Categories: Nasional

Sertifikat SMAP Bodong Diperjualbelikan

JAKARTA (RIAUPOS.CO) — Menteri BUMN Erick Thohir mengubah sifat penerapan Sistem Manajemen Anti-Penyuapan (SMAP) di seluruh perusahaan pemerintah dari sukarela menjadi wajib. Namun, ada saja sejumlah oknum yang tidak bertanggung jawab memanfaatkan kondisi ini.

Belakangan ini santer terdengar ada pihak yang menjajakan sertifikat SMAP seharga Rp11 juta di pasar online. Kabar itu juga telah dimuat di sebuah media nasional pada 27 Februari lalu.

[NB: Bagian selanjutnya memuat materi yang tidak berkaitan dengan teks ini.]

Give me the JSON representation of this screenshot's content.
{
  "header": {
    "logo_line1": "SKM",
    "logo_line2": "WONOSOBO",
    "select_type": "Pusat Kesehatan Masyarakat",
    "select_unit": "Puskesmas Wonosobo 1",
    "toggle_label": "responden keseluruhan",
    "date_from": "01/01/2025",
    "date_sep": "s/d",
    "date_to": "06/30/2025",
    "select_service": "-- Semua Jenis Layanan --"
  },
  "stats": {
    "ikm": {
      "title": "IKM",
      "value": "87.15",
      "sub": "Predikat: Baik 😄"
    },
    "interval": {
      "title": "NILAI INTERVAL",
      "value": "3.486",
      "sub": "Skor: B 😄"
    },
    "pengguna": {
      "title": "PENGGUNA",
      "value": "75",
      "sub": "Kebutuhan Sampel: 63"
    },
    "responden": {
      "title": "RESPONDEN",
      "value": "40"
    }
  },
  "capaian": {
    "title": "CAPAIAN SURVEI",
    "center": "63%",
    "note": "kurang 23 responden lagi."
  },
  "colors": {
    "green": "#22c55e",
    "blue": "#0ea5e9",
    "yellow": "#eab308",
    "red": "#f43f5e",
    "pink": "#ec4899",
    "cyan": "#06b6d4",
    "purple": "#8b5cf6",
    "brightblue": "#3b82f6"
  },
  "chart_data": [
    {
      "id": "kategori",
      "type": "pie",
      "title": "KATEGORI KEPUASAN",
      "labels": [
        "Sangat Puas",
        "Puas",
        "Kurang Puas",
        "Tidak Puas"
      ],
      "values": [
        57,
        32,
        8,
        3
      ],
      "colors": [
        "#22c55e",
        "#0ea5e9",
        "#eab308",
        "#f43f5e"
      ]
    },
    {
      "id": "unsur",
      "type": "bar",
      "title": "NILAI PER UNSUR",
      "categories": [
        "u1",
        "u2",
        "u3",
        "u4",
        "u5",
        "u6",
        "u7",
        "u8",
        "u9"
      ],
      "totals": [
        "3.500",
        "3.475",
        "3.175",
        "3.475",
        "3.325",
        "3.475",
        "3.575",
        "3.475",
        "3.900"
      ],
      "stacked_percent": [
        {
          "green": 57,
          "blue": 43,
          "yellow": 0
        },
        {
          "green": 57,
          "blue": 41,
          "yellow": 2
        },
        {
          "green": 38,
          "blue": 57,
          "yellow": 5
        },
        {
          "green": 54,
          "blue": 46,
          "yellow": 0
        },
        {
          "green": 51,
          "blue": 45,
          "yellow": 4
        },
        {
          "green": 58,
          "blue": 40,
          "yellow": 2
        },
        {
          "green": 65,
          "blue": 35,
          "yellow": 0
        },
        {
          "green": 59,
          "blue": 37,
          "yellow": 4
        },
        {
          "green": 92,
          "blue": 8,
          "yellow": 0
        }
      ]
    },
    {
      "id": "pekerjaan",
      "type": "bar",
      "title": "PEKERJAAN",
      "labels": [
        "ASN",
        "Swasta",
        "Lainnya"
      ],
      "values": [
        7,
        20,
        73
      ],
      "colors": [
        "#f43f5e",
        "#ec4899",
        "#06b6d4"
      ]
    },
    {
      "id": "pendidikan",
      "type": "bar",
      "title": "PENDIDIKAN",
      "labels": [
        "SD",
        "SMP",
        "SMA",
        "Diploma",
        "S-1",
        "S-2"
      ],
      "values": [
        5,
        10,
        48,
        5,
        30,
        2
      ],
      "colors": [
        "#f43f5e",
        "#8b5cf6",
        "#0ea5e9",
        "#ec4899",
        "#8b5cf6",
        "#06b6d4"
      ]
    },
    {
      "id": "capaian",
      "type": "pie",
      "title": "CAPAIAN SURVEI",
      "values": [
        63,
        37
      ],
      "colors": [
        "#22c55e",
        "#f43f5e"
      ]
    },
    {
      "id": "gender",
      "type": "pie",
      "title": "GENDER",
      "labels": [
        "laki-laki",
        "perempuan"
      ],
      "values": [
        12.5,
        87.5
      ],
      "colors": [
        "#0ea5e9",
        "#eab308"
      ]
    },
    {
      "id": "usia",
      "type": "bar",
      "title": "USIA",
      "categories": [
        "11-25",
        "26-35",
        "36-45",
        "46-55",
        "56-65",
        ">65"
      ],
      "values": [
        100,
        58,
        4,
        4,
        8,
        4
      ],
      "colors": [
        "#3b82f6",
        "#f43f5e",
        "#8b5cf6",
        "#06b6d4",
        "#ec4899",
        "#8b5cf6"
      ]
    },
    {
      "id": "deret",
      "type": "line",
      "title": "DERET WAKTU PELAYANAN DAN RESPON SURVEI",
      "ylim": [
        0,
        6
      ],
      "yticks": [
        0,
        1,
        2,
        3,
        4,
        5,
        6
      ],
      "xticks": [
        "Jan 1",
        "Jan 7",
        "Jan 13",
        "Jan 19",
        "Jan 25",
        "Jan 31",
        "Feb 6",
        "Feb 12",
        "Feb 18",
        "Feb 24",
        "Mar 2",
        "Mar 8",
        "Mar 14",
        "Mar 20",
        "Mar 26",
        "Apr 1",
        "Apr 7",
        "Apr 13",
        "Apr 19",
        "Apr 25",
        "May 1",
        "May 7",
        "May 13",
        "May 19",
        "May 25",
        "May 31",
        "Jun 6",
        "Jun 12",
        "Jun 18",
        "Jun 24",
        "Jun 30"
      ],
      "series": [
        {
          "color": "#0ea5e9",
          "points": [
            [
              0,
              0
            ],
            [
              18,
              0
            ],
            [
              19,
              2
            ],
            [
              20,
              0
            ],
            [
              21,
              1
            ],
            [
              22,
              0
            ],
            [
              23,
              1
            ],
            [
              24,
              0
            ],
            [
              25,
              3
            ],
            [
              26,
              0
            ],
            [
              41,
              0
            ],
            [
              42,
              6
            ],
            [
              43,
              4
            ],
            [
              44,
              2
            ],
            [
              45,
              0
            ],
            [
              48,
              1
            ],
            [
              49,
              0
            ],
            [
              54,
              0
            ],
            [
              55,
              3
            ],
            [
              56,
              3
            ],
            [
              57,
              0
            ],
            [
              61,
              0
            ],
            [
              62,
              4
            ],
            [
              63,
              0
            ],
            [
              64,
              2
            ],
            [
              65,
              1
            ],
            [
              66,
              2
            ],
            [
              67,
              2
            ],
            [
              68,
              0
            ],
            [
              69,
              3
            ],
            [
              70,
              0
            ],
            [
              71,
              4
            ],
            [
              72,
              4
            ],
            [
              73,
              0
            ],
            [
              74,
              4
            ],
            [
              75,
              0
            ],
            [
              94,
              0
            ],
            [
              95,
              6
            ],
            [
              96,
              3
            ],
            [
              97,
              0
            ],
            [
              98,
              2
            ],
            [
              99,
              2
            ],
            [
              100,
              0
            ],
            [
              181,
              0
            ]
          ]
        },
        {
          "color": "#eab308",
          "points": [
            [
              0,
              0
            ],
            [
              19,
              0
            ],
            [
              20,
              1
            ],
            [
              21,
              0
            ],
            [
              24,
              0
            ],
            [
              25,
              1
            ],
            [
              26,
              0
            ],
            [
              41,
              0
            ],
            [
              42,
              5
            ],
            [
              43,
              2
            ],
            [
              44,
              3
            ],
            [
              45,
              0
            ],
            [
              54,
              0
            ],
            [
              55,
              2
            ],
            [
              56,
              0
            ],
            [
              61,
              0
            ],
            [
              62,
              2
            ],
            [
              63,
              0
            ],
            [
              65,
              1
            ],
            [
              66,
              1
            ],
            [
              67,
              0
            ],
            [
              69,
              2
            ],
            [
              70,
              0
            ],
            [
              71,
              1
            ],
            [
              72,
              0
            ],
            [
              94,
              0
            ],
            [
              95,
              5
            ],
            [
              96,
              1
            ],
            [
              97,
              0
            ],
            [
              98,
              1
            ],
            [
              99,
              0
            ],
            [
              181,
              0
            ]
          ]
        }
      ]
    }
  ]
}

Pihak perusahaan terakreditasi untuk sertifikasi, inspeksi dan pengujian, termasuk sertifikat SMAP, MUTU International mengatakan sangat menyayangkan jika benar ada praktik jual beli sertifikat antipenyuapan itu.

"Jika ada pihak yang menjual demikian mudah sertifikat antipenyuapan, ini tentu akan merusak langkah membangun kepercayaan bahwa BUMN telah antipenyuapan," ujar Presiden Direktur MUTU International Arifin Lambaga, dalam keterangan tertulisnya pada JawaPos.com di Jakarta, Ahad (1/3).

Ia menegaskan, praktik jual beli SMAP ini tidak benar dan harus segera dibrantas. Sebab untuk mendapatkan sertifikat SMAP yang asli, organisasi pemerintah ataupun swasta perlu menjalani prosedur sesuai standar.

Sertifikat SMAP, lanjutnya, dapat diberikan setelah suatu perusahaan menyatakan komitmennya, menjalankan syarat-syarat standar sistem manajemen, dan diperiksa secara berkala kepatuhannya terhadap tindakan anti penyuapan. Perlu waktu yang tak pendek sehingga perusahaan berhak memperoleh sertifikat itu.

Di Indonesia sistem manajemen ini diadopsi Badan Standardisasi Nasional (BSN), dengan seri yang sama ISO 37001 2016 : ABMS. Di dalamnya berisi standar-standar kepatuhan yang menolak tindakan suap, oleh suatu institusi baik pemerintah, BUMN maupun swasta.

Suatu perusahaan, semacam MUTU International dapat menerbitkan sertifikat SMAP bagi perusahaan lainnya, harus memenuhi syarat akreditasi. Di Indonesia kewenangan ini dijalankan oleh Komite Akreditasi Nasional (KAN). Juga untuk memperkuat reputasi, suatu lembaga sertifikasi dapat memperoleh akreditasi dari lembaga-lembaga lain, bahkan di tingkat internasional.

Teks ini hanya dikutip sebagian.